IBM recently announced IMS 12, claiming peak performance at a remarkable 66,000 transactions per second. The new release features improved performance and CPU efficiency for most IMS use cases, and a significant improvement in performance for certain use cases. For instance, the Fast Path Secondary Index means that workloads that use this secondary index are 60% faster.
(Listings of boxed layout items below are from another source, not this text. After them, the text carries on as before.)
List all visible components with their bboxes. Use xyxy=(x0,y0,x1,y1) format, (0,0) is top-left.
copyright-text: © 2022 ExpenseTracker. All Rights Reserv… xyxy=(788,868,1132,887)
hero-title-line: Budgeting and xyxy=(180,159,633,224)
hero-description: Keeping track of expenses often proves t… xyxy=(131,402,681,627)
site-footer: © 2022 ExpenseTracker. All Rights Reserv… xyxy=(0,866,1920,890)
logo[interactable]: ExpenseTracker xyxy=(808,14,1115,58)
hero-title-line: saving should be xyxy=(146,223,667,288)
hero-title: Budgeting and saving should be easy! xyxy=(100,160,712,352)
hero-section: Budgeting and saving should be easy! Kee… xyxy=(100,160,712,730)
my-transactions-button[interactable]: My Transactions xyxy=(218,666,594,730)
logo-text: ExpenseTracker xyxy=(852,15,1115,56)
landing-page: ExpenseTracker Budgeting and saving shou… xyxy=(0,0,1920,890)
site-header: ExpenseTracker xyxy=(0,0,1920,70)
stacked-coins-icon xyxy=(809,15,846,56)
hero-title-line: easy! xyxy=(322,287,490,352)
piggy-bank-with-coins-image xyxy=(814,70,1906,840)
It is interesting to compare the performance of IMS with the headline-grabbing “big data” solutions that are all the rage today. For instance, at the end of August this year, we read how Beyonce Pregnancy News Births New Twitter Record Of 8,868 Tweets Per Second. I am not saying that IMS can replace the infrastructure of Twitter. Far from it. However, I am saying that, when you consider that IMS can handle 66,000 transactions per second, the relative performance levels of the “new big data” solutions when compared with IMS are food for thought. Especially when you consider the very significant infrastructure in place at Twitter, and the staff needed to manage that infrastructure. And don’t forget that IMS supports these performance levels with full read-write capability, full data integrity, and mainframe-level security.
I appreciate that many of today’s Web-scale businesses begin with capital investments that preclude the hardware and software investments required for something like IMS. These new businesses need to be relatively agile, and depend upon the low barrier of entry that x86-based systems and open source/inexpensive software afford. However, I still think it interesting to put this “new big data” in perspective.